The signing and verification functions (signAction, verifyAction) are implemented and exported from our SSI library. The signature is post-quantum — it cannot be forged even with a quantum computer. The signer's DID links the action to a specific agent identity. The Verifiable Credential links that identity to a specific deploying organization. Integration of per-action signing into the agent execution pipeline is in active development.

How do we ensure non-repudiation for agent actions?

Our architecture provides the building blocks for an unbroken non-repudiation chain:

  1. Implemented: Deterministic key derivation from master seed (same seed = same keys = same DID)
  2. Implemented: ML-DSA-65 signature infrastructure for actions (post-quantum non-repudiation) — signAction and verifyAction exported from our SSI library
  3. Implemented: W3C Verifiable Credential binding agent to issuing organization, signed with ML-DSA-65
  4. Implemented: Delegation audit trail linking authorization to human decision (consent flow with persistent logging)
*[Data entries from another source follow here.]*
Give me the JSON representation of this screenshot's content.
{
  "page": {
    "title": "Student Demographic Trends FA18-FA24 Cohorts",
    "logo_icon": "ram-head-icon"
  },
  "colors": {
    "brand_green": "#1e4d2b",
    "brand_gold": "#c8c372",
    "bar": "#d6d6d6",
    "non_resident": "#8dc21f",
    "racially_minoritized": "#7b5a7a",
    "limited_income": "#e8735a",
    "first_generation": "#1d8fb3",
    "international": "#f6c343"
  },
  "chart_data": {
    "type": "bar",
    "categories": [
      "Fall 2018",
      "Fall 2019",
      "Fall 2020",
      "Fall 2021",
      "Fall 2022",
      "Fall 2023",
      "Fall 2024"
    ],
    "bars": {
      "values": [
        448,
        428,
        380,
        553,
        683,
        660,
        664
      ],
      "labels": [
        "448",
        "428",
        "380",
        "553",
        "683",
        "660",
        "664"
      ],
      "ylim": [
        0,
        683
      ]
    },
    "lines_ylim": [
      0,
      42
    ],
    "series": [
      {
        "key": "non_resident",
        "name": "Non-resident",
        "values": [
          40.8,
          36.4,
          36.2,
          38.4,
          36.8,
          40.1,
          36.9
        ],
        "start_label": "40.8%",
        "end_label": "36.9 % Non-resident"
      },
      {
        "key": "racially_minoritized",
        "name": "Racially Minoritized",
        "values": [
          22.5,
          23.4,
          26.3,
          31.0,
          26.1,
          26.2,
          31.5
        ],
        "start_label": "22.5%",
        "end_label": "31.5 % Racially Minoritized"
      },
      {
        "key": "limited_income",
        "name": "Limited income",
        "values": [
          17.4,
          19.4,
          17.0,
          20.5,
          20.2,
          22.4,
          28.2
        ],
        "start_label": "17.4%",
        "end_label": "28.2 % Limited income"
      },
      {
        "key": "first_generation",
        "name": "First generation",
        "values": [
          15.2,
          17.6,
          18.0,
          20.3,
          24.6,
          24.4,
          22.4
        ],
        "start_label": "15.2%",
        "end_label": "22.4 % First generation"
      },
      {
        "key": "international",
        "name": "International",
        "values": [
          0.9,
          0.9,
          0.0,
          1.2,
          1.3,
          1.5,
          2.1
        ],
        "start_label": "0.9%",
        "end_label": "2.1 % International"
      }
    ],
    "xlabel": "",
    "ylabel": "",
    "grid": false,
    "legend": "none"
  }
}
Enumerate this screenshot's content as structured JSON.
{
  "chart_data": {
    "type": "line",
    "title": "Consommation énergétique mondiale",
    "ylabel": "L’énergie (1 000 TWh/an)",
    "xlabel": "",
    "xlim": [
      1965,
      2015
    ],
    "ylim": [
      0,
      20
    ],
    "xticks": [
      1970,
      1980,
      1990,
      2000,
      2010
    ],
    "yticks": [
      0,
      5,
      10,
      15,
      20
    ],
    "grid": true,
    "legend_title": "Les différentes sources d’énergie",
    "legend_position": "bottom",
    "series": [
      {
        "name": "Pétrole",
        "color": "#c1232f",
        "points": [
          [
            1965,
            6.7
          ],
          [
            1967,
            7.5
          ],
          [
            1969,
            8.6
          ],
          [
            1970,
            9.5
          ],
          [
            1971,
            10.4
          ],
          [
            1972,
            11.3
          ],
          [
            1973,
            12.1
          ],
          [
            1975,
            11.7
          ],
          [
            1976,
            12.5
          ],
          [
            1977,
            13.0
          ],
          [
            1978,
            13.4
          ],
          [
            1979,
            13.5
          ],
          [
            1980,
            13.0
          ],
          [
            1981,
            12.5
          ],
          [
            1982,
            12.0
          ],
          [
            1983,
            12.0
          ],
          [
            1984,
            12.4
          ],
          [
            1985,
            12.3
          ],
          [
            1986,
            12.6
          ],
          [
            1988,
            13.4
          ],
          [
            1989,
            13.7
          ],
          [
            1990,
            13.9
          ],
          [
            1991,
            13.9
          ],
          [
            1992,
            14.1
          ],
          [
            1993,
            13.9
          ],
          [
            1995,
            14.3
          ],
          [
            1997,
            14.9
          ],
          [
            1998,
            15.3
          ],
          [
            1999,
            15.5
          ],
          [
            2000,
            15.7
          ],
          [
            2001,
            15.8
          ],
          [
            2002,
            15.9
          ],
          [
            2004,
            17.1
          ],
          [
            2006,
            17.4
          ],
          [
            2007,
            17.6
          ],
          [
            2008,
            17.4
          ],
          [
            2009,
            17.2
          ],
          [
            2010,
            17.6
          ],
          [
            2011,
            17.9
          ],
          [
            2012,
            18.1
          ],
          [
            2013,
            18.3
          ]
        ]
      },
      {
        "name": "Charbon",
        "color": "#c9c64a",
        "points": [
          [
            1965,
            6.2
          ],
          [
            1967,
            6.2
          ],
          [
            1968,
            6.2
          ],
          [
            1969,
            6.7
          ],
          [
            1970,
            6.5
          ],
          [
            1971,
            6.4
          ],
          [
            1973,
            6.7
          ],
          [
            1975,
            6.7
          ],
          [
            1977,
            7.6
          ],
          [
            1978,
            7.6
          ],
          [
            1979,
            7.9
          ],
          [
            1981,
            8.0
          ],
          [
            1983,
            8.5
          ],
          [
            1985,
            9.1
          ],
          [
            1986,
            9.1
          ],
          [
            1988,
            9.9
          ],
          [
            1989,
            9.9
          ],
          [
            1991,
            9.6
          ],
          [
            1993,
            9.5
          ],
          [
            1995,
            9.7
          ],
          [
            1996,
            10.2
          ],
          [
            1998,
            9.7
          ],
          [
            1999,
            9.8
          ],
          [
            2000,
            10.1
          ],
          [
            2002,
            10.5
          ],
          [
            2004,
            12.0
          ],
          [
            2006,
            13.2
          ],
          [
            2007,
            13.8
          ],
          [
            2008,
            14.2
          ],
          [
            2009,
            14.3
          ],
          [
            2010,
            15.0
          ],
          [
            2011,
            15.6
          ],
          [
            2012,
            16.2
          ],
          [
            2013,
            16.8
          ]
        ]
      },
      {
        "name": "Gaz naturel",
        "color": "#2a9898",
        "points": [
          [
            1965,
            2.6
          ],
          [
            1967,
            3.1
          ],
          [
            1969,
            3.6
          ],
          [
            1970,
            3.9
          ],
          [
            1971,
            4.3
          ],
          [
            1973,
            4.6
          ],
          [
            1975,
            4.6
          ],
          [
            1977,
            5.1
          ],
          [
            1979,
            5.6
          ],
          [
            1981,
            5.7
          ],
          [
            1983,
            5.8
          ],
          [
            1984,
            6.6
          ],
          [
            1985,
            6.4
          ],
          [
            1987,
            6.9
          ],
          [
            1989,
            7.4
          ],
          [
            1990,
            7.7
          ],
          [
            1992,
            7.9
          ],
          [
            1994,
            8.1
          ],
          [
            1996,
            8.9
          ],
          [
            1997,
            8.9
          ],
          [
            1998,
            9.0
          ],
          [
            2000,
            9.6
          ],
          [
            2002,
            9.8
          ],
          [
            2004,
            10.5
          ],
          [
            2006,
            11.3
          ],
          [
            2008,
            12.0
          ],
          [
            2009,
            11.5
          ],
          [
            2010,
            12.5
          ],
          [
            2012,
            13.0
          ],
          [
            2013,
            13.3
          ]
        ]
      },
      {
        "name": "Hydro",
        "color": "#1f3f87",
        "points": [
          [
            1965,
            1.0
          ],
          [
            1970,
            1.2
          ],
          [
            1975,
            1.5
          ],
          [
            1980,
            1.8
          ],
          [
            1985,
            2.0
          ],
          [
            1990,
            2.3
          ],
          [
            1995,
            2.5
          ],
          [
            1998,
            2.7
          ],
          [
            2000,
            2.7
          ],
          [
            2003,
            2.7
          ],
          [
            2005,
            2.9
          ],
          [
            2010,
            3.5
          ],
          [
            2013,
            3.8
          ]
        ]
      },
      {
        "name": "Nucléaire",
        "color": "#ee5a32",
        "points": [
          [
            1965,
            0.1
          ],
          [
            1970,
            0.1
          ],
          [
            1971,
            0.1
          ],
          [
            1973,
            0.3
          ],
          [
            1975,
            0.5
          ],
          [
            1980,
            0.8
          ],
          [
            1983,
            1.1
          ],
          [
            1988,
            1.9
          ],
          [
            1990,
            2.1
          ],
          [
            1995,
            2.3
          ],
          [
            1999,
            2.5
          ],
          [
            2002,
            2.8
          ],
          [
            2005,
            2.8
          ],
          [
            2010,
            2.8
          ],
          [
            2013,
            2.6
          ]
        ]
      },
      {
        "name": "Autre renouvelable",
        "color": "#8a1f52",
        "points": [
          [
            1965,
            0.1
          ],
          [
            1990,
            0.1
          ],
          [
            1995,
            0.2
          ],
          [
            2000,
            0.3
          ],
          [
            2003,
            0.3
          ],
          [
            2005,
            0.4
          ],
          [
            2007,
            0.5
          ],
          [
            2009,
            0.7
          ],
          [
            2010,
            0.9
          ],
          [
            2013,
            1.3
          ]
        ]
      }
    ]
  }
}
When fully integrated, this creates a chain from human authorization to agent action to cryptographic proof. No entity in the chain can deny their participation. The individual components are production-ready; integration of per-action signing into the execution pipeline is in active development.


6. Prompt Injection Prevention and Mitigation

What controls help prevent both direct and indirect prompt injections?

While prompt injection is primarily a model-layer concern, identity infrastructure contributes to mitigation:

  • Capability-scoped tool access — Even if an injection successfully hijacks agent reasoning, the agent can only invoke tools its credential authorizes. An injection cannot escalate privileges beyond the credential's grants.
  • Action signing infrastructure — Our SSI library supports signing tool invocations with the agent's post-quantum key. When integrated into the execution pipeline, post-hoc forensic analysis can distinguish between authorized agent actions and injection-induced actions by examining the prompt chain that led to each signed action.
  • Delegation consent — High-risk actions (sending emails, modifying records, executing transactions) require human-in-the-loop approval regardless of how the agent arrived at the decision. Injection cannot bypass the consent gate.

Offer to Participate

Aethyr Research offers the following as a potential technology collaborator:

  1. Production PQC agent identity implementation — ML-DSA-65 signatures, ML-KEM-768 key exchange, BLAKE3-KDF key hierarchy. Open-source verification library (@aethyrai/ssi-verify) with minimal runtime dependencies (two audited cryptographic libraries: @noble/post-quantum and @noble/hashes).

  2. W3C DID + VC 2.0 reference implementation — Agent registration, credential issuance, offline verification. TypeScript, Python, and Rust implementations with shared cryptographic specifications.

  3. MCP integration — 440+ enterprise tools across 14 integrations with credential-aware execution. Demonstrates how agent identity maps to real-world tool access patterns.

  4. DDIL/air-gapped deployment — Agent identity that works without network connectivity. Verification is entirely offline — critical for defense and regulated environments.

  5. Published benchmarks — ML-DSA-65 at 9,700 verifications/second, ML-KEM-768 at 36,940 key generations/second on commodity hardware (Criterion.rs benchmarks, verified, reproducible).

We believe our implementation addresses several gaps in the current standards landscape referenced in the concept paper, particularly around post-quantum readiness and decentralized agent identity. We would welcome the opportunity to demonstrate our technology and contribute to the NCCoE project.